Frames make it difficult for search engine spiders to follow your code and index your site. This is one of the best tips to ensure the CEO will not be able to find the results of last year’s £300k marketing budget. By the way, the CEO will be doubly mad because he will not be able to find his business card when he goes to look up the new website address on it. This will be because the business card will have to be made so wide to accommodate all the hyphens in the new catchy domain name that it will not fit in his favourite standard size cardholder. You should now be sensing that your website’s rapid descent into oblivion is likely to be surpassed only by your own.
10. Link to bad neighbourhoods.
Your website’s rankings will be improved by the genuine acquisition over time of lots of links from highly authoritative websites that are about a subject closely related to yours. One way to negate this beneficial effect is by engaging in thousands of link exchange schemes with poor quality irrelevant sites. Buy lots of links from sites that are not related to yours but which might pass Google PageRank to yours. Read up on the term ‘bad neighbourhood’ and quickly make your way down to the nearest one.
11. Use cloaking, redirects and doorway pages.
Cloaking refers to the practice of presenting different content or URLs to users and search engines. Serving up different results based on user agent may cause your site to be perceived as deceptive and removed from the Google index. Use JavaScript to hide redirects from Googlebot. When Googlebot indexes a page containing JavaScript, it will index that page but it cannot follow or index any links hidden in the JavaScript itself. Use of JavaScript is an entirely legitimate web practice. However, use of JavaScript with the intent to deceive search engines is not. Doorway pages are typically large sets of poor-quality pages where each page is optimized for a specific keyword or phrase. In many cases, doorway pages are written to rank for a particular phrase and then funnel users to a single destination. Read Google’s guidelines on this subject very carefully so that you are an expert on all the rules you are now about to flout.
12. Make your page URLs dynamic and complex.
A variable page URL for a page might look something like “http://www.yoursite.com/Product1.asp?ProductId=109&ID=838” whereas the static equivalent might look something like “http://www.yoursite.com/cheap-diamond-watches.html.” Googlebot can spider and index variable URLs but usually does so more slowly than with static URLs. However, the real opportunity you can pass up is to include some tasty keywords in your URL which not only aid rankings but also click-through rate. There are some good software tools for converting dynamic page URLs to static page URLs but just ignore these and move on to the next and final killer technique for terrible search engine rankings.

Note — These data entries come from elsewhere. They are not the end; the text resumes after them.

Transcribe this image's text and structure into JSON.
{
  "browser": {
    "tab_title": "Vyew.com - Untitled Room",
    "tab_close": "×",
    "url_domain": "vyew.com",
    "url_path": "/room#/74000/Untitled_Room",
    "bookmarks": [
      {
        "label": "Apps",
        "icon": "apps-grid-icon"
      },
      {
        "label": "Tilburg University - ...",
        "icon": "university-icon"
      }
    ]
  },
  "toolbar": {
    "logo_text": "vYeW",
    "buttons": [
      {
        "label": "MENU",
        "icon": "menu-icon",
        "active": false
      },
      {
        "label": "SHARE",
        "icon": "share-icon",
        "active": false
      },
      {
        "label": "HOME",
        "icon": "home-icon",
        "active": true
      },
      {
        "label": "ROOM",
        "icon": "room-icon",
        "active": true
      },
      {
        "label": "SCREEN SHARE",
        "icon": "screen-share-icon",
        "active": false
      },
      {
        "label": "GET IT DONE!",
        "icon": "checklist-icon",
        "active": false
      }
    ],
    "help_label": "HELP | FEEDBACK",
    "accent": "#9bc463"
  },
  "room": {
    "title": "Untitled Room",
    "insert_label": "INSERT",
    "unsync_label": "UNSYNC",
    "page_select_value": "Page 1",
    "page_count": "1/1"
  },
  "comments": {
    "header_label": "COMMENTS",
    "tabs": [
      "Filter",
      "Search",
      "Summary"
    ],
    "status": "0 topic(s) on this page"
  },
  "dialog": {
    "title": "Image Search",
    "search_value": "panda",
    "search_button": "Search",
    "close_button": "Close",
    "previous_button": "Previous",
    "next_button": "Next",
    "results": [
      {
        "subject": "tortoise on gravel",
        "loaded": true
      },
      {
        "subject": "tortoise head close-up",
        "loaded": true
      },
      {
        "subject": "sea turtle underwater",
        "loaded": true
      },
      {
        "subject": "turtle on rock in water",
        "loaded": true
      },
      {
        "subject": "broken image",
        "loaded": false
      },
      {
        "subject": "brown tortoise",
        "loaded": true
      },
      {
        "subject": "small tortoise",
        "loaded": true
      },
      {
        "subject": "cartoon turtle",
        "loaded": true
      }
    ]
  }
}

13. Copy all your content from other websites.
The search engines run filters on content they are indexing for the first time to check for duplicate content. They do this so they have the best possible chance of returning as many unique results to searchers as possible because this enhances user experience. If it already has ‘your’ content in its index because you have copied it from other sites, you increase your chances of being omitted from the search results pages altogether. The sad thing is you may never discover this and therefore be deprived of the joy of knowing that you actually surpassed your goals. You have done one better than get the worst rankings.
Your website does not appear in the rankings at all!